Best of Deals Car Reviews Repair Shops Cars A-Z Radio Show

1990 Eagle Talon TSI AWD Rich Mixture

Hello all thanks in advance

I have a '90 talon with 125K miles.

When the car is started cold in any weather condition it starts fine and runs perfectly. It idles well, turbo charger is strong, power is smooth and it will drive this way for hours until I turn it off.

After this, if I don’t wait until the car cools off completely (a couple hours at least), it is instantly undriveable due to a very rich fuel mixture. The car sputters, misses, coughs and the turbo gauge is all over the place. I can be driving for two hours, turn the car of and then immediately back on and it bam it turns into a '73 F150 with a bad carb. At first this problem wasn’t too bad as the car would smoothen out after a few minutes, but now it only gets worse.

It has new plugs and wires, filters, EGR, and IAC valve. Then ECM gives no errors. I have also tried kicking the car numerous occasions; that doesn’t help.

As it’s the last one of these nightmares one the road anyway, I should think about just having it bronzed and putting it on the mantle; not sure what to do.

Any advice on this problem would be greatly appreciated

In place of a choke there is some sort of “cold start” system incorporated into the fuel injection. It seems your car activates the cold start system and feeds in too much gas when the car is warmed up. Not many of these cars were made and even less are still around so good luck finding someone who knows what to do to fix it.

I think this was a Mitsubishi sold by Chrysler dealers.

Yes it is Really a Mitsubish Eclipse. Thanks for the help

You might want to remove the hose from the compressor side of the turbo, and wiggle and spin the compressor blades. If the wheel wobbles a lot, or if the wheel comes in contact with the turbo housing, guess what the problem is?


Dont know, my bearing is shot? I don’t understand how that could explain my problems.
the current turbo is on 60k

Since this only occurs when the engine is hot and shortly after it’s been shut off then an internal fuel leak could be behind this. (injector leaking off, fuel pressure regulator dribbling, etc.)
The car is 21 years old so it could easily be either one; or both.

When the engine is cold it will burn all of that excess gasoline with no problem but when hot the engine is basically flooded to some extent.

This could be verified by connecting a fuel pressure gauge, running it for a while before shutting it off, and then watching the gauge to see how far and how fast the pressure drops.

“The turbo gauge is all over the place.”


No doubt that my injectors prolly have issues. Though I have been on a joy-ride and, like an idiot stalled at a light. Start the car right back up and then . . joy-ride over. Dont think an appreciable ammount of fuel could have leaked in just a couple seconds?

So my compressors is grinding/starting/letting go maybe? I will surely take your advice and check it. But why would this not be a problem for hours of hard driving and then be different after I, say, stop for gas. This is not a daily driver, just a fun car.

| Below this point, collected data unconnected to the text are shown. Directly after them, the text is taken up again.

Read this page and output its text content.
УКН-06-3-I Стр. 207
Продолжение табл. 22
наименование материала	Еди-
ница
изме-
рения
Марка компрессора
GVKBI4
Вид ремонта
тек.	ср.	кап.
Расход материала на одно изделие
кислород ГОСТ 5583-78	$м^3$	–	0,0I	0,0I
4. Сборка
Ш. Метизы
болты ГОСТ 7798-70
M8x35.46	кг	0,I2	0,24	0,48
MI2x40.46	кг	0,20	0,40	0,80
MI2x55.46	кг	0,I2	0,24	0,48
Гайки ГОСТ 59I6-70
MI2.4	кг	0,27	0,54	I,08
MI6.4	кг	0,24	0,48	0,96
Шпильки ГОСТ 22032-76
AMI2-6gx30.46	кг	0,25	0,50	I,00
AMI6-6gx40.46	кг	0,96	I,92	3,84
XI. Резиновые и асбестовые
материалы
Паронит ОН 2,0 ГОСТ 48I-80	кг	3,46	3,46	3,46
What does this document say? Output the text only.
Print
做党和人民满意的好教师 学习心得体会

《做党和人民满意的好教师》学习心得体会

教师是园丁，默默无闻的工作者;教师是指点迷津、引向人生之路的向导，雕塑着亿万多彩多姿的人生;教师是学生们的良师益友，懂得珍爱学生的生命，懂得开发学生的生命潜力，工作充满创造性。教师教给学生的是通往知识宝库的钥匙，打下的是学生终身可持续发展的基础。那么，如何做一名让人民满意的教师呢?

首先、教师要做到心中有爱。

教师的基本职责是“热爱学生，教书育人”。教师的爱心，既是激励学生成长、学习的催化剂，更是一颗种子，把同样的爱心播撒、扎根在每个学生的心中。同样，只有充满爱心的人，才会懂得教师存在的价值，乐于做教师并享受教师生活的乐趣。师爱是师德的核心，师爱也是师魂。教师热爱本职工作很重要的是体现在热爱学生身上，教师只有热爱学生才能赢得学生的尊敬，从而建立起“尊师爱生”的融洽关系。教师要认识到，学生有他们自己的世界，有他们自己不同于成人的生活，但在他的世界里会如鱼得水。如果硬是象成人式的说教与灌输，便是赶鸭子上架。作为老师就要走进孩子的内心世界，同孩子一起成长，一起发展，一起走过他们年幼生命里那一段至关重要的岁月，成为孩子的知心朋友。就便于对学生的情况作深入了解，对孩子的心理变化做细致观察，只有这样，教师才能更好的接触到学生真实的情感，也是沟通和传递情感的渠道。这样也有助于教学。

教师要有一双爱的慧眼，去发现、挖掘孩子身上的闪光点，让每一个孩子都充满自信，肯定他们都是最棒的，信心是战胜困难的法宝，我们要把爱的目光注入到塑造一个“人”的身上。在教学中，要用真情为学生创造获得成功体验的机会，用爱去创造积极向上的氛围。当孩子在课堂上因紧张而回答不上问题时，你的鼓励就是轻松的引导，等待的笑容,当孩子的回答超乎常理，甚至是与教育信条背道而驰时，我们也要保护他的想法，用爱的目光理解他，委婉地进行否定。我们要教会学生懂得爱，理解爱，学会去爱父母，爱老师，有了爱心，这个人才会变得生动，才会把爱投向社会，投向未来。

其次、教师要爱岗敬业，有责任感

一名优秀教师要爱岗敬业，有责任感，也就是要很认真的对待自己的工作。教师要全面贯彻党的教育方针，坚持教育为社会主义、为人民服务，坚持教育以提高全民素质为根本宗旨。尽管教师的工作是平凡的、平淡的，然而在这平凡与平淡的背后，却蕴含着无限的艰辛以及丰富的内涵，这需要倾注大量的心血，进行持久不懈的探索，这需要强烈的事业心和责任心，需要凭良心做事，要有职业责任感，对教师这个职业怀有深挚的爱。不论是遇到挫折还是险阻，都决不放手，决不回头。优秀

When the engine is started cold, the turbo is able to spin. As you keep driving the vehicle the turbo will still spin. As soon as you shut the engine off hot, the turbo stops spinning and heat soaks. The oil in the turbo bearings coke from this heat. If the coking is severe enough the turbo bearings bind when the engine is restarted hot. The turbo can no longer spin properly to introduce the proper amount of air for the throttle position, and the engine floods out. Let it cool back down, and it’s fine.


Ohhhh. Makes more sense now. Much appreciated

These cars were notorious for their “hot start” problems. I would be willing to bet you have one or more faulty injectors, or possibly the wire harness has broken wires. Another thing to check is the O2 sensor, although I would do the injectors first. Unless you have a manual boost gauge, the stock boost gauge is the car’s estimation (through airflow, temperature and air mass) at what pressure the turbo is boosting at. I would highly doubt your turbo has anything to do with this problem.

Check out this site: for copious amounts of DSM (Talon, Eclipse and Laser) information and repair guides.

Your last post may change things a bit. During this hot restart are you keeping your foot off of the accelerator pedal?

If so, maybe this is an Idle Air Valve issue and next time try depressing the pedal and see what happens.

I can think of 2 injector tests, which one or yours do you suggest for a car of the OP’s vintage and type injection?

I never start with my foot on the accelerator. I have though recently replaced the idla air valve.

The OP seconds this. Be it my problem or not, they are something I have neglected. I bought the car new and have only ever just dumped cleaner in the tank

also thanks for the link

I had this exact same problem w/ my 88 Mitsubishi Starion (your car’s daddy). In my case, crusty injector wires and/or dirty injectors were the culprit. Went ahead and sent the injectors for cleaning at Witchhunter, and soldered on a couple new pigtails. Never had the problem again.

The only way to be sure is to send the injectors to be cleaned and balanced by a shop that has the proper flow testers. I solved my problem by doing this: when the car runs poorly leave it running and disconnect the spark plug wire from each cylinder and put it back before moving on to the next. If the engine didn’t change or run rougher that cylinder was OK. This could be difficult at this stage though considering it is a starting issue. Eventually it will start to happen while driving.

Also just for your knowledge, 1G cars (90-94) had different size turbos and injectors depending if it was a manual or automatic transmission. Manuals had 450cc injectors with a 14B turbo. Autos had 390cc injectors with a 13G turbo, also the cams were ground to provide higher torque at lower RPMs.